I let you guys specifiy the appropriate component to report the bug on (spamassassin?). About Cinéma.ca being a link in MUAs, not in Thunderbird. Outlook makes a link if it is prefixed by http[s]. While I'm at it (could be another bug or feature request), urls of the form http://www.startof adomain.com shouldn't match adomain.com as it does now. It's causing quite a few FP with multi.uribl.com.
a few other FPs: "QuébecRencontres.com" matches becrencontres.com a weird one: "He told me.well.in fact, he didn't say much" matches well.in (why is the html code containing me...well... but the dots vanished from the txt version? a bug in hotmail composer I suppose). For the latest case what about validating www. when there's no http:// ? I don't think MUAs make links of non http nor www. uris.
(In reply to comment #4) > a weird one: > "He told me.well.in fact, he didn't say much" matches well.in (why is the html > code containing me...well... but the dots vanished from the txt version? a bug > in hotmail composer I suppose). > For the latest case what about validating www. when there's no http:// ? I don't > think MUAs make links of non http nor www. uris. The issue is spam that says "type gotofoo.com in your browser" ... we're trying to catch that. What this comes down to is: - do we limit ourselves to www.* strings? - do we limit ourselves to old-school TLDs? (.com, .net, etc.) - do we limit ourselves to obvious URLs only (https?://) - do we not bother and have people complain that we don't catch this type of thing?

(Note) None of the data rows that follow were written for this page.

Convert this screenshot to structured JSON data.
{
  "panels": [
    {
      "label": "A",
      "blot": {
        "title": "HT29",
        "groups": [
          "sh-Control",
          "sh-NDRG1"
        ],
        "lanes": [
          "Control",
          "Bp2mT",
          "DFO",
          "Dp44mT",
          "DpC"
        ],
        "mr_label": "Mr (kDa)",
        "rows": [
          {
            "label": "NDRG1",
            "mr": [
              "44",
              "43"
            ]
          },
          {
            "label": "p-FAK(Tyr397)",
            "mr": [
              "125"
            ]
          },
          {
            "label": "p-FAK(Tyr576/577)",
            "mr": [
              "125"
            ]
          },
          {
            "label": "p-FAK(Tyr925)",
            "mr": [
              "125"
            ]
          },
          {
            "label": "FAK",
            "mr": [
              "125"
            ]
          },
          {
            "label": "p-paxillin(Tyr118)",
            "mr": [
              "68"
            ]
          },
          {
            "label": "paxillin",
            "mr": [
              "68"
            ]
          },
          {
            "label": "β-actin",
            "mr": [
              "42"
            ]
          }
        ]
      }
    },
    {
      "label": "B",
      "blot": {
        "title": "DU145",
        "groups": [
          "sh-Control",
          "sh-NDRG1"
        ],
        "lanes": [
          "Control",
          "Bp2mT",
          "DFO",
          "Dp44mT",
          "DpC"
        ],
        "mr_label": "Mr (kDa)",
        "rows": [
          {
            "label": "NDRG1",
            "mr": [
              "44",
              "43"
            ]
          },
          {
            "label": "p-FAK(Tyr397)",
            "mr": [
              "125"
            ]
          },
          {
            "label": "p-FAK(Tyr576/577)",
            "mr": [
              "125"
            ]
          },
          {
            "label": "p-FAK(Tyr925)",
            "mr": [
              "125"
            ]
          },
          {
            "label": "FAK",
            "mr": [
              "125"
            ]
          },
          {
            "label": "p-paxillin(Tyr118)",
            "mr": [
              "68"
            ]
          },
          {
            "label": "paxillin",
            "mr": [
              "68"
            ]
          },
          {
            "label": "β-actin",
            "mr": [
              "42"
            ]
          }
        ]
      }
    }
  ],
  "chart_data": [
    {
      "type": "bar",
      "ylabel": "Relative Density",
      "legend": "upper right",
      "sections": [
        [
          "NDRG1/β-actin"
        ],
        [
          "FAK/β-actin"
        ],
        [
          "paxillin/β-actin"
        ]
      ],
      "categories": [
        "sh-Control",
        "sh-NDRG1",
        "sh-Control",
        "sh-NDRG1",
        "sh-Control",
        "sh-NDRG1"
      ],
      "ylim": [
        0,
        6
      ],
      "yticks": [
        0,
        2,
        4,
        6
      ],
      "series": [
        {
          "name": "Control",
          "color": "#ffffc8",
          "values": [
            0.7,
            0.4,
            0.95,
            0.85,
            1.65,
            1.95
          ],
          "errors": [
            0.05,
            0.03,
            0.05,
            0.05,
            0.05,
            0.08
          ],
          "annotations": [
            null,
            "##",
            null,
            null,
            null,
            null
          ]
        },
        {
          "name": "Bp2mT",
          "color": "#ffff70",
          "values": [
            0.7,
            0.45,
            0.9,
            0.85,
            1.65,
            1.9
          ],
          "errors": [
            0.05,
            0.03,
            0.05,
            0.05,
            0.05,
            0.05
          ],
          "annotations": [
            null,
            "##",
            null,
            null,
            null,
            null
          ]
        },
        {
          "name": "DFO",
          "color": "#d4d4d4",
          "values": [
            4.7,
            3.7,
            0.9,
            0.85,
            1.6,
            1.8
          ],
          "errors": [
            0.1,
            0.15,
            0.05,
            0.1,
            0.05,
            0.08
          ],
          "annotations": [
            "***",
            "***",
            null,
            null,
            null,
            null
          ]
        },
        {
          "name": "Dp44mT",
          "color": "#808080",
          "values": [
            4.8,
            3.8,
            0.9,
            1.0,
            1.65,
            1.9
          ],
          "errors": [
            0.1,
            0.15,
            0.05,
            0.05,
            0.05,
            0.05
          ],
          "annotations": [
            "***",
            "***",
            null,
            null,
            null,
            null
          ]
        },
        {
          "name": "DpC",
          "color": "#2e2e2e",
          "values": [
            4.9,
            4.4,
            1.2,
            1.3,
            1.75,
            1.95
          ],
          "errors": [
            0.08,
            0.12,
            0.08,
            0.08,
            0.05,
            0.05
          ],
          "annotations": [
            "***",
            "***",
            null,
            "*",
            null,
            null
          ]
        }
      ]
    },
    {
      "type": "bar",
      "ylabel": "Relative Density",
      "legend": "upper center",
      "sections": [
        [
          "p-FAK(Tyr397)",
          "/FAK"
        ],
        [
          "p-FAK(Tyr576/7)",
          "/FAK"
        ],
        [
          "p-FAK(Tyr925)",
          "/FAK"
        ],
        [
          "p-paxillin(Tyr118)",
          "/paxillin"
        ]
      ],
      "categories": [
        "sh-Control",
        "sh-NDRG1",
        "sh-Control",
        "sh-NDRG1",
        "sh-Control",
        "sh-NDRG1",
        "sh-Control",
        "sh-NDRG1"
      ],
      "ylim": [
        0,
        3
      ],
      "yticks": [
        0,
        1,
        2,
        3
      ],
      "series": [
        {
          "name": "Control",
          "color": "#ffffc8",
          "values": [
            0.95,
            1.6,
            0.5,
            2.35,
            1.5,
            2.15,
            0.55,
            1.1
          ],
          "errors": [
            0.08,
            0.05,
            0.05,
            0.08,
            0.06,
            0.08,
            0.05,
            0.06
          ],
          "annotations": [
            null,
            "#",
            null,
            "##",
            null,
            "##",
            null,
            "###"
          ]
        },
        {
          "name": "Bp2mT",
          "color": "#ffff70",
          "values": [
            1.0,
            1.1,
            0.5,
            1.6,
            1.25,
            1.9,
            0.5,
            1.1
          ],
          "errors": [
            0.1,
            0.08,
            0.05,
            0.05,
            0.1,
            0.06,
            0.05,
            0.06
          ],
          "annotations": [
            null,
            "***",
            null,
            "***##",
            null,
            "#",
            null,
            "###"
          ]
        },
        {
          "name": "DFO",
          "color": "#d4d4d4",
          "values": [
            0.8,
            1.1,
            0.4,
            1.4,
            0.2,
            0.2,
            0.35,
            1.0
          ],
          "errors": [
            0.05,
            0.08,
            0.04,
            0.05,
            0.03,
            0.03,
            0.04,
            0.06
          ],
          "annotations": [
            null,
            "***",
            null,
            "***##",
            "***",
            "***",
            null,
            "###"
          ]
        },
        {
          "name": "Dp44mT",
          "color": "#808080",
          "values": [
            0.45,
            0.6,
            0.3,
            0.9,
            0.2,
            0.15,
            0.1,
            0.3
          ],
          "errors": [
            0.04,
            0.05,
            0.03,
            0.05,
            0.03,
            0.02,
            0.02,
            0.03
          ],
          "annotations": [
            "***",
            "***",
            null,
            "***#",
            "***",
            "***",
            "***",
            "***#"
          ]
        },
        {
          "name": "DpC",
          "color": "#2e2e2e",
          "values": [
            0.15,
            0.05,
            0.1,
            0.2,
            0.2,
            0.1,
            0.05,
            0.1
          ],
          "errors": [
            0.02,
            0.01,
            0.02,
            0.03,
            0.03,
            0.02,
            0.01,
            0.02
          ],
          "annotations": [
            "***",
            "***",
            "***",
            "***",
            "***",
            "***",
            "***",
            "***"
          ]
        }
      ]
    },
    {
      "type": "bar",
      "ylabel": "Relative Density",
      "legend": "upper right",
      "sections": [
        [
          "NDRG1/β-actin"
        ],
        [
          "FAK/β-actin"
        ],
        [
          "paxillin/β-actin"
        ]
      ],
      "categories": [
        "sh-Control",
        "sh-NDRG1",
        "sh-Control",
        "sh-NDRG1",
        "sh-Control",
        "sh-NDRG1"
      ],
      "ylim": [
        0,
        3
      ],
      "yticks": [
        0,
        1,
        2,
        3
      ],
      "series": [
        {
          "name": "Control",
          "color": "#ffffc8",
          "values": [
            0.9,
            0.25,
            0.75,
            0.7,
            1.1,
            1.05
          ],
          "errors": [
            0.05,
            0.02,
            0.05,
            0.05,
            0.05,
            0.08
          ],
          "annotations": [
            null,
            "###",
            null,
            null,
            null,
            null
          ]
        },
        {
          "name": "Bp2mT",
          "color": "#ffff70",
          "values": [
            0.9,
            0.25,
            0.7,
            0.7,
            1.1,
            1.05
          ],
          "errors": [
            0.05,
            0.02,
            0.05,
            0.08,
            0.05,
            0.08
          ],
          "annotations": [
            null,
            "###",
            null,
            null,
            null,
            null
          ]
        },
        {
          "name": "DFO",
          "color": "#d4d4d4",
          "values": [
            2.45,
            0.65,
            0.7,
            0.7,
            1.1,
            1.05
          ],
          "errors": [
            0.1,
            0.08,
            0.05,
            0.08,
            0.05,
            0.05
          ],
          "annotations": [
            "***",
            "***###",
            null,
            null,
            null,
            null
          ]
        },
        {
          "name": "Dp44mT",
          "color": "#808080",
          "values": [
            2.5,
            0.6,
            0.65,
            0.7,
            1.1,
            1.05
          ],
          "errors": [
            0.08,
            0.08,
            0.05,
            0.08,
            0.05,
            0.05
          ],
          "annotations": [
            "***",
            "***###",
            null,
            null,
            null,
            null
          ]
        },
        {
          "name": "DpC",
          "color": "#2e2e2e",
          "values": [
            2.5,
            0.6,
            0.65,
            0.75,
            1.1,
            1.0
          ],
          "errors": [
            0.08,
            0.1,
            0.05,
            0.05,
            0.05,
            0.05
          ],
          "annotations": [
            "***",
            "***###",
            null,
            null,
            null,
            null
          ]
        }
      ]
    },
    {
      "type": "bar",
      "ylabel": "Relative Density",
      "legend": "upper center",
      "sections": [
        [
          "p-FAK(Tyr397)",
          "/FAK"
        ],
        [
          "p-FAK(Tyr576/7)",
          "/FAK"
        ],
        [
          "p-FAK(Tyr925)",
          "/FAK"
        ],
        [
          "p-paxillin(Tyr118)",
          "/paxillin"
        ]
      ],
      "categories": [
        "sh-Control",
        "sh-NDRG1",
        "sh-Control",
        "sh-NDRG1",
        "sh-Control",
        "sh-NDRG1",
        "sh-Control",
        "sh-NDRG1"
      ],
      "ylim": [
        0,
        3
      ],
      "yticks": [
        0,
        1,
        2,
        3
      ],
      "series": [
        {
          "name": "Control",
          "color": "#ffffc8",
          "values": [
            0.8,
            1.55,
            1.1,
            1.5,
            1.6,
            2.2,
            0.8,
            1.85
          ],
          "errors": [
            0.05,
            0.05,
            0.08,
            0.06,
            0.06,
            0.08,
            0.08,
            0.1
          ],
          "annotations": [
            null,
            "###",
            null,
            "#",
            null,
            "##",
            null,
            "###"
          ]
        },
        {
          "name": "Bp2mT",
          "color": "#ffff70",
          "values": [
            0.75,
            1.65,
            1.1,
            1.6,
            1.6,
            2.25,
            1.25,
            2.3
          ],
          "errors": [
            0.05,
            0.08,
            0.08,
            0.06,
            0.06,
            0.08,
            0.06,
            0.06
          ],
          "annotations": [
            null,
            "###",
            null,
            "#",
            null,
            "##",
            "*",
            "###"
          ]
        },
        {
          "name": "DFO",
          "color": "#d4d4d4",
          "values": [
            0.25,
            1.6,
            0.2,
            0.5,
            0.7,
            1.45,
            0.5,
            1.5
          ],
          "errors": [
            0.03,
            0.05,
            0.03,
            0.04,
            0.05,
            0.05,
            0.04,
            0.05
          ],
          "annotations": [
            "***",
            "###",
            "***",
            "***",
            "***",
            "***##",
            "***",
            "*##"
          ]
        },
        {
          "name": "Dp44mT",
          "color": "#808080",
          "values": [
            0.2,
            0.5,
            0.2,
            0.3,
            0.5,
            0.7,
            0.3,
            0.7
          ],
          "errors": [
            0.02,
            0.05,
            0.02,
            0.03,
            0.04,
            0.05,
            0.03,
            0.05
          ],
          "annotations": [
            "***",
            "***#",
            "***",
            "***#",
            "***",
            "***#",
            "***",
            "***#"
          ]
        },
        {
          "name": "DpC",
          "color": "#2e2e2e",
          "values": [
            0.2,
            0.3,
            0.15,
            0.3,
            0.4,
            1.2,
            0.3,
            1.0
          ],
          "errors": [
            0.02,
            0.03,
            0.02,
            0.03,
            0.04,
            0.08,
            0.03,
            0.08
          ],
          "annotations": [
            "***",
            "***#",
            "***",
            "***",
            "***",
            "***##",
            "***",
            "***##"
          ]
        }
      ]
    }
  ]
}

(In reply to comment #5) > What this comes down to is: > > - do we limit ourselves to www.* strings? > - do we limit ourselves to old-school TLDs? (.com, .net, etc.) > - do we limit ourselves to obvious URLs only (https?://) > - do we not bother and have people complain that we don't catch this type of thing? A balance of each? catching http://anything or www.old-schooltld and validating that there is no starting part ending the previous line (in case of improper line jump) would be nice. I hate spam as much as you guys but false positives are also very annoying.
Improved with latest commit, schemeless parser will only match pure alphanumeric now. Sending spamassassin-3.4/lib/Mail/SpamAssassin/PerMsgStatus.pm Sending trunk/lib/Mail/SpamAssassin/PerMsgStatus.pm Transmitting file data ..done Committing transaction... Committed revision 1865612.